Our laboratory and others have shown that targeting fibrosis and the Rho-associated protein kinase 1/2 (ROCK1/2) signalling pathway in a range of cancer types can impair cancer spread and improve response to standard-of-care chemotherapy; however, poor specificity and drug toxicity of ROCK inhibitors limits successful translation into the clinic. Here, we assess efficacy of a novel, highly specific and clinically relevant ROCK2 inhibitor (ROCK2i).
Using publicly available BC patient cohorts, we show high ROCK2 expression significantly correlates with poorer patient survival. In collagen contraction and matrix production assays utilizing CAFs isolated from the PyMT mouse model and from human TNBC patients, we show that ROCK2i significantly decreases the ability of these CAFs to contract and remodel a collagen matrix and to produce a pro-tumorigenic ECM. In addition, we show that ROCK2i significantly decreases the proliferation and survival of both PyMT and MDA-MB-231 cancer cells in in vitro.

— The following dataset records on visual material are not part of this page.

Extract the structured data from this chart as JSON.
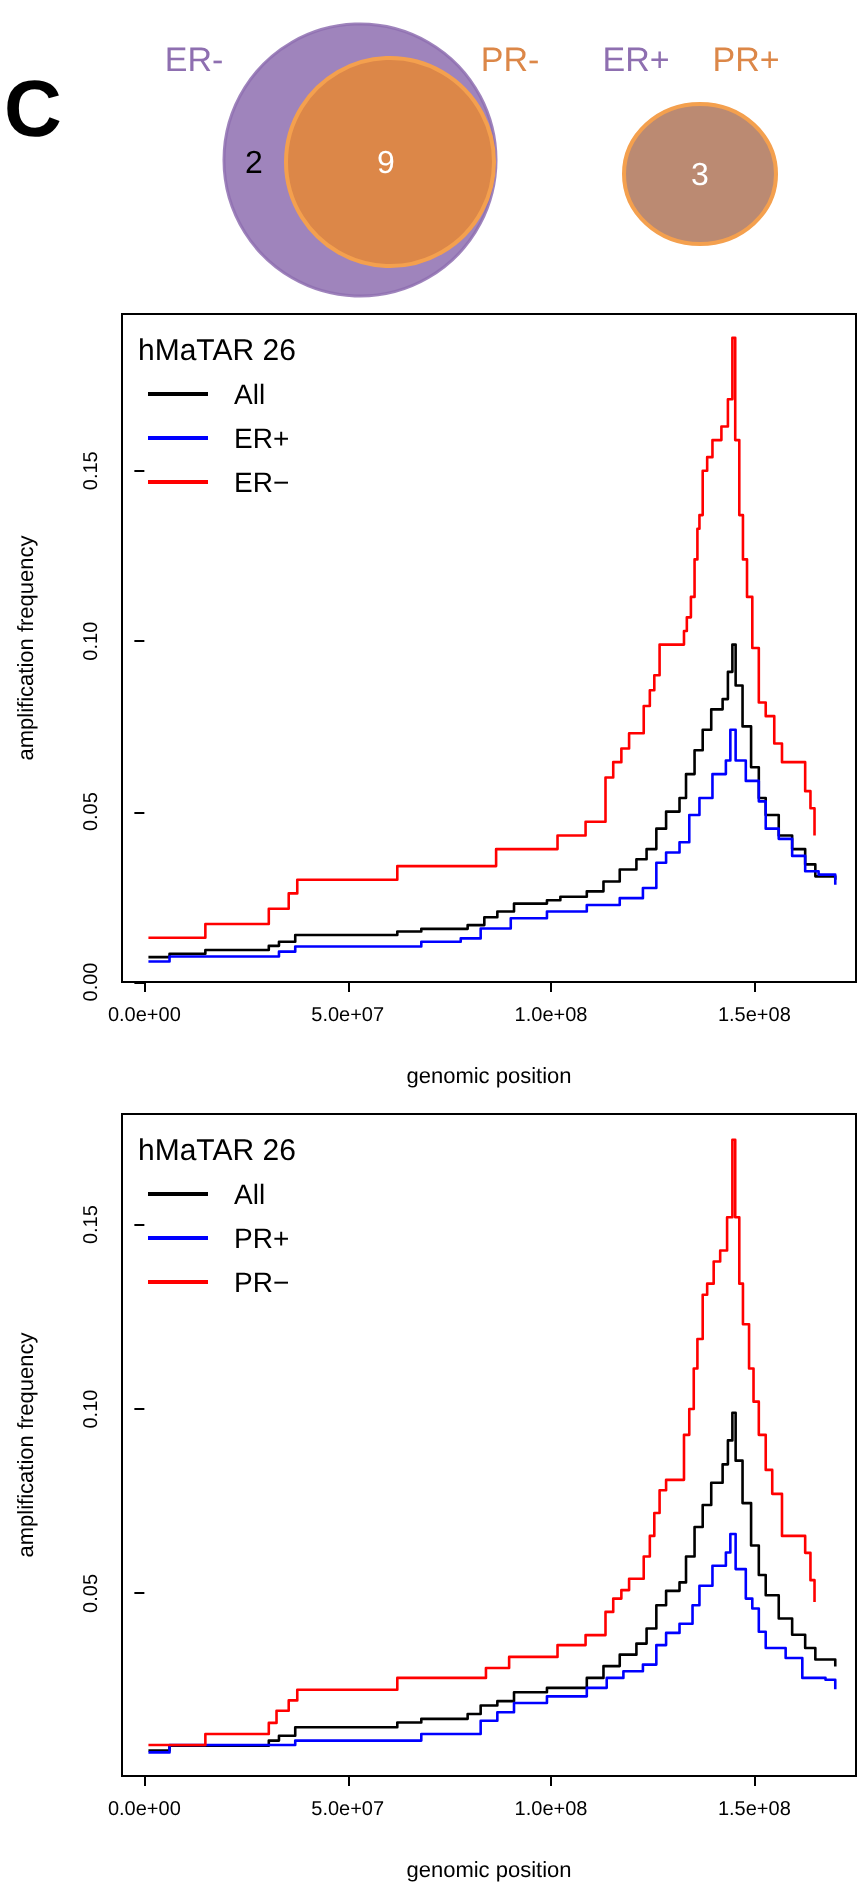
{
  "chart_data": [
    {
      "type": "other",
      "annotations": [
        "C",
        "ER-",
        "PR-",
        "ER+",
        "PR+"
      ],
      "categories": [
        null,
        null,
        null
      ],
      "values": [
        2,
        9,
        3
      ],
      "data_labels": true,
      "colors": [
        "#8e6fb0",
        "#dc8748",
        "#bb8a72"
      ]
    },
    {
      "type": "step",
      "legend_title": "hMaTAR 26",
      "xlabel": "genomic position",
      "ylabel": "amplification frequency",
      "legend": "top left",
      "grid": false,
      "xlim": [
        -5500000,
        175000000
      ],
      "xticks": [
        {
          "value": 0,
          "label": "0.0e+00"
        },
        {
          "value": 50000000,
          "label": "5.0e+07"
        },
        {
          "value": 100000000,
          "label": "1.0e+08"
        },
        {
          "value": 150000000,
          "label": "1.5e+08"
        }
      ],
      "ylim": [
        0,
        0.196
      ],
      "yticks": [
        {
          "value": 0,
          "label": "0.00"
        },
        {
          "value": 0.05,
          "label": "0.05"
        },
        {
          "value": 0.1,
          "label": "0.10"
        },
        {
          "value": 0.15,
          "label": "0.15"
        }
      ],
      "series": [
        {
          "name": "All",
          "color": "#000000",
          "x": [
            1000000,
            6190000,
            15000000,
            30600000,
            33100000,
            37100000,
            62200000,
            68100000,
            79500000,
            83600000,
            86800000,
            90900000,
            99000000,
            102300000,
            108800000,
            112900000,
            116900000,
            121000000,
            123500000,
            125900000,
            128300000,
            131600000,
            133200000,
            135300000,
            137300000,
            139400000,
            142200000,
            143500000,
            144600000,
            145400000,
            147100000,
            149200000,
            151100000,
            152800000,
            156000000,
            159300000,
            162500000,
            165000000,
            169900000
          ],
          "values": [
            0.0073,
            0.0083,
            0.0094,
            0.0106,
            0.0118,
            0.0138,
            0.0148,
            0.0156,
            0.0167,
            0.019,
            0.0207,
            0.023,
            0.024,
            0.025,
            0.0266,
            0.0295,
            0.033,
            0.036,
            0.039,
            0.045,
            0.05,
            0.054,
            0.061,
            0.068,
            0.074,
            0.08,
            0.083,
            0.091,
            0.099,
            0.087,
            0.075,
            0.063,
            0.054,
            0.049,
            0.043,
            0.039,
            0.0345,
            0.031,
            0.03
          ]
        },
        {
          "name": "ER+",
          "color": "#0000ff",
          "x": [
            1000000,
            6190000,
            33100000,
            37100000,
            68100000,
            77800000,
            82700000,
            90100000,
            99000000,
            108800000,
            116900000,
            122600000,
            125900000,
            128300000,
            131600000,
            134000000,
            136500000,
            139700000,
            143000000,
            144100000,
            145400000,
            147900000,
            151100000,
            152800000,
            156000000,
            159300000,
            162500000,
            165800000,
            169900000
          ],
          "values": [
            0.006,
            0.0075,
            0.0089,
            0.0104,
            0.0118,
            0.0128,
            0.0157,
            0.0187,
            0.0207,
            0.0226,
            0.0246,
            0.0276,
            0.035,
            0.038,
            0.041,
            0.049,
            0.054,
            0.061,
            0.065,
            0.074,
            0.065,
            0.059,
            0.053,
            0.045,
            0.042,
            0.037,
            0.0325,
            0.0315,
            0.0285
          ]
        },
        {
          "name": "ER−",
          "color": "#ff0000",
          "x": [
            1000000,
            15000000,
            30600000,
            35500000,
            37600000,
            62200000,
            86500000,
            101600000,
            108500000,
            113400000,
            115300000,
            117300000,
            119200000,
            122800000,
            124300000,
            125400000,
            126700000,
            132700000,
            133400000,
            134400000,
            135300000,
            136000000,
            136500000,
            137300000,
            138400000,
            139700000,
            141900000,
            143500000,
            144600000,
            145300000,
            146300000,
            147200000,
            148200000,
            149500000,
            151100000,
            152800000,
            154900000,
            156800000,
            162500000,
            163800000,
            164800000
          ],
          "values": [
            0.013,
            0.017,
            0.0215,
            0.026,
            0.03,
            0.034,
            0.039,
            0.043,
            0.047,
            0.06,
            0.0645,
            0.0685,
            0.073,
            0.081,
            0.0856,
            0.09,
            0.099,
            0.103,
            0.107,
            0.113,
            0.124,
            0.133,
            0.137,
            0.15,
            0.154,
            0.159,
            0.163,
            0.171,
            0.189,
            0.159,
            0.137,
            0.124,
            0.113,
            0.098,
            0.082,
            0.078,
            0.07,
            0.0645,
            0.056,
            0.051,
            0.043
          ]
        }
      ]
    },
    {
      "type": "step",
      "legend_title": "hMaTAR 26",
      "xlabel": "genomic position",
      "ylabel": "amplification frequency",
      "legend": "top left",
      "grid": false,
      "xlim": [
        -5500000,
        175000000
      ],
      "xticks": [
        {
          "value": 0,
          "label": "0.0e+00"
        },
        {
          "value": 50000000,
          "label": "5.0e+07"
        },
        {
          "value": 100000000,
          "label": "1.0e+08"
        },
        {
          "value": 150000000,
          "label": "1.5e+08"
        }
      ],
      "ylim": [
        0.0005,
        0.18
      ],
      "yticks": [
        {
          "value": 0.05,
          "label": "0.05"
        },
        {
          "value": 0.1,
          "label": "0.10"
        },
        {
          "value": 0.15,
          "label": "0.15"
        }
      ],
      "series": [
        {
          "name": "All",
          "color": "#000000",
          "x": [
            1000000,
            6190000,
            30600000,
            33100000,
            37100000,
            62200000,
            68100000,
            79500000,
            82700000,
            86800000,
            90900000,
            99000000,
            108800000,
            112900000,
            116900000,
            121000000,
            123500000,
            125900000,
            128300000,
            131600000,
            133200000,
            135300000,
            137300000,
            139400000,
            142200000,
            143500000,
            144600000,
            145400000,
            147100000,
            149200000,
            151100000,
            152800000,
            156000000,
            159300000,
            162500000,
            165000000,
            169900000
          ],
          "values": [
            0.0074,
            0.0087,
            0.0101,
            0.0114,
            0.0137,
            0.015,
            0.016,
            0.0173,
            0.0196,
            0.0208,
            0.0232,
            0.0244,
            0.0271,
            0.0303,
            0.0334,
            0.0364,
            0.0405,
            0.0468,
            0.0507,
            0.053,
            0.06,
            0.068,
            0.074,
            0.08,
            0.085,
            0.0915,
            0.099,
            0.086,
            0.0745,
            0.063,
            0.055,
            0.0495,
            0.0432,
            0.0388,
            0.0352,
            0.0321,
            0.0302
          ]
        },
        {
          "name": "PR+",
          "color": "#0000ff",
          "x": [
            1000000,
            6190000,
            37100000,
            68100000,
            82700000,
            86800000,
            90900000,
            99000000,
            108800000,
            113700000,
            117800000,
            122600000,
            125900000,
            128300000,
            131600000,
            134800000,
            136500000,
            139700000,
            143000000,
            144100000,
            145400000,
            147900000,
            149500000,
            151100000,
            152800000,
            157700000,
            161800000,
            167500000,
            169900000
          ],
          "values": [
            0.0069,
            0.0089,
            0.0101,
            0.0119,
            0.0155,
            0.0178,
            0.0203,
            0.0221,
            0.0244,
            0.0271,
            0.0289,
            0.0307,
            0.036,
            0.0393,
            0.0418,
            0.0468,
            0.0521,
            0.0575,
            0.0611,
            0.0661,
            0.0566,
            0.0486,
            0.0459,
            0.0396,
            0.0352,
            0.0325,
            0.0271,
            0.0266,
            0.024
          ]
        },
        {
          "name": "PR−",
          "color": "#ff0000",
          "x": [
            1000000,
            15000000,
            30600000,
            32500000,
            35500000,
            37600000,
            62200000,
            84000000,
            89700000,
            101600000,
            108500000,
            113400000,
            115300000,
            117300000,
            119200000,
            122800000,
            124300000,
            125400000,
            126700000,
            128300000,
            132700000,
            134000000,
            135100000,
            136000000,
            137300000,
            138400000,
            140000000,
            141600000,
            143300000,
            144600000,
            145300000,
            146300000,
            147200000,
            148700000,
            149800000,
            151100000,
            152800000,
            154400000,
            156800000,
            162500000,
            163800000,
            164800000
          ],
          "values": [
            0.0089,
            0.0119,
            0.0149,
            0.0182,
            0.021,
            0.0239,
            0.0271,
            0.0298,
            0.0328,
            0.036,
            0.0387,
            0.045,
            0.0486,
            0.0509,
            0.054,
            0.06,
            0.0656,
            0.0718,
            0.078,
            0.0808,
            0.093,
            0.1,
            0.111,
            0.119,
            0.131,
            0.134,
            0.14,
            0.143,
            0.152,
            0.173,
            0.152,
            0.134,
            0.123,
            0.111,
            0.102,
            0.093,
            0.0835,
            0.077,
            0.0656,
            0.061,
            0.0536,
            0.0477
          ]
        }
      ]
    }
  ]
}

In vivo orthotopic experiments assessed the ability of ROCK2i to reduce tissue fibrosis and improve the response to standard-of-care chemotherapy. However, we were unable to show increased efficacy of chemotherapy when combined with ROCK2i in both chemo-insensitive PyMT and chemo-responsive MDA-MB-231 models.
Further investigation revealed that tumour fibrosis is increased following 3 chemotherapy cycles. We then postulated that timing ROCK2i in line with this increase in fibrosis may provide an alternate treatment strategy and show that delaying the commencement of ROCK2i in line with the accumulation of chemotherapy induced fibrosis shows slightly increased efficacy. This data indicates that ROCK2i may be valid treatment strategy to increase chemotherapy performance in TNBC but timing the addition of anti-fibrotic therapies is critical and warrants further investigation.